When the Denver Outlaws won their first championship in franchise history in 2014, midfielder Drew Snider was happy to have played a part in it. Despite his own sense of fulfillment, however, he couldn’t help but notice the extra joy that teammates Jeremy Noble, Dillon Roy, Cam Holding, and Zack Greer had. Those four not only helped the Outlaws win the MLL championship, they were all part of the Canadian National Team that beat the United States and won gold at the 2014 FIL World Championships, giving them two championships in a matter of five weeks.
Snider was cut from the U.S. team in 2014, but he was a member of the team that beat Canada for the gold medal in the 2018 FIL World Championship. With the Outlaws one of the four 2018 MLL playoff teams, he also now has an opportunity to win two championships in one summer.
“When we won the MLL championship, knowing a lot of those guys on the team also won a gold at the Worlds, it was something I looked up to them in that regard,” Snider said. “I wanted that. I wanted to obtain that. All goes well the next couple weeks, I’d be accomplishing that goal as well. I did try to make that one of my goals.”
Excluding the injured Steven DeNapoli and Jack Kelly, 22 of the 23 players on the championship United States team play in Major League Lacrosse. Of those 23 MLL players, 13 are in the playoffs: Snider with the Outlaws; Jesse Bernhardt and Matt Danowski with the Bayhawks; Jake Bernhardt, Joe Fletcher, Kyle Hartzell, Rob Pannell, Paul Rabil, and Kevin Unterstein with the Lizards; and Ned Crotty, John Galloway, Joel White, and Jordan Wolf with the Rattlers.
Major League Lacrosse was already 12 weeks into the season prior to the start of the FIL World Championships. The players flew from the U.S. to Israel and then played seven games in 10 days.

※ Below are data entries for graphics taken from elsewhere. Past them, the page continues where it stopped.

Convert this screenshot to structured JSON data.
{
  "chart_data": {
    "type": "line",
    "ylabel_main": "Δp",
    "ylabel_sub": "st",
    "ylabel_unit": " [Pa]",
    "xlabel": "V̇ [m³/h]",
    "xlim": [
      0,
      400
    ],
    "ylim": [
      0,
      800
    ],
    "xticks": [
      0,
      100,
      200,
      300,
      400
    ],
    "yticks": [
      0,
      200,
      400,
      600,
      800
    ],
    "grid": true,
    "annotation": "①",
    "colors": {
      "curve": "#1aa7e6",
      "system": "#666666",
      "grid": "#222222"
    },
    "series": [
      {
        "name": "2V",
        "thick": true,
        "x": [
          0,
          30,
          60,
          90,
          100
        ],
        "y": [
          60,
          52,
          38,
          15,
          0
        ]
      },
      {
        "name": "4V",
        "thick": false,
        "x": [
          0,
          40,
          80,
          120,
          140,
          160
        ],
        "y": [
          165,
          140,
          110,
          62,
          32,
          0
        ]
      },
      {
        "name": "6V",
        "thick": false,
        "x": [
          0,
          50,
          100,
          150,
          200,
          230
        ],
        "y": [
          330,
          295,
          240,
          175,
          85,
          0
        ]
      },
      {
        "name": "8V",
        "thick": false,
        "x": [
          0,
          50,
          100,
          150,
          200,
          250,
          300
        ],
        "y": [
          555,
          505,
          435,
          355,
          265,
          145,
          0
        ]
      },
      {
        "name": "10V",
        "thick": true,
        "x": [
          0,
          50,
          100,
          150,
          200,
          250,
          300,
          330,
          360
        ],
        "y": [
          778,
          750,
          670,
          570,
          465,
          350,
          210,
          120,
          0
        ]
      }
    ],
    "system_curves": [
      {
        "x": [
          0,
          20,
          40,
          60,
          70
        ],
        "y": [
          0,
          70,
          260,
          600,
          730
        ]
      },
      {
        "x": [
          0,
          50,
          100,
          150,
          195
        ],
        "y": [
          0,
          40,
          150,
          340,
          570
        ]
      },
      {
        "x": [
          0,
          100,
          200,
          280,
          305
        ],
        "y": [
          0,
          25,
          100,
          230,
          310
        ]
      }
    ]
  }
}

While the players were focused on the task at hand, Crotty admitted he still thought about his Rattlers teammates.
“A bunch of us didn’t leave until Monday [July 22]. We caught the end of the Rattlers-Denver game,” he said. “After we won the [gold medal] Saturday [July 21], our team chat was blowing up. A bunch of guys were congratulating us. A bunch of guys stayed up and watched it, and then it was the other way around on Sunday. The guys who were still in Israel were blowing up the group chat as well, saying, ‘Congratulations.’”
While players were happy to get back to their MLL teams and teammates, returning to life in Major League Lacrosse after the World Championships, however, was not an easy task.
“I wish I could tell you [it was] on to the next thing, right back at it, but it’s different,” Crotty said. “You go to Israel for two weeks and after all that, you come together, win in dramatic fashion the way we won, win a gold medal, it’s an unbelievable experience, and it’s emotionally exhausting. No doubt. You come back, and it’s different. You work so hard to get out of the MLL mindset, the way the game is played while you're over with FIL, and then you come back and have to get back in that mentality.
“You go from being with a group of guys every single day, sleeping together, training together, working out, practicing, playing, all of that to now going back to the weekend thing,” he added. “Once you touch down in Dallas, you’re going to practice. The other guys on the team are very supportive, but no one wants excuses of, ‘Well, you know, he’s tired from the World Games.”
The players on the United States national team accomplished their goal. As competitors, however, their work wasn’t done, even with gold medals around their necks.
Major League Lacrosse players always have the Steinfeld Trophy as their goal, and the players returning from the World Championships used their teammates to help them refocus and provide extra motivation.
“There definitely was a little bit of that honeymoon phase afterward, but we’re not in Israel anymore,” Jesse Bernhardt said. “I won the MLL championship as a rookie, and for the past four seasons, I’ve missed the playoffs. I haven’t had a great taste in my mouth the past four years. There’s still that want and need to be successful with the Bayhawks.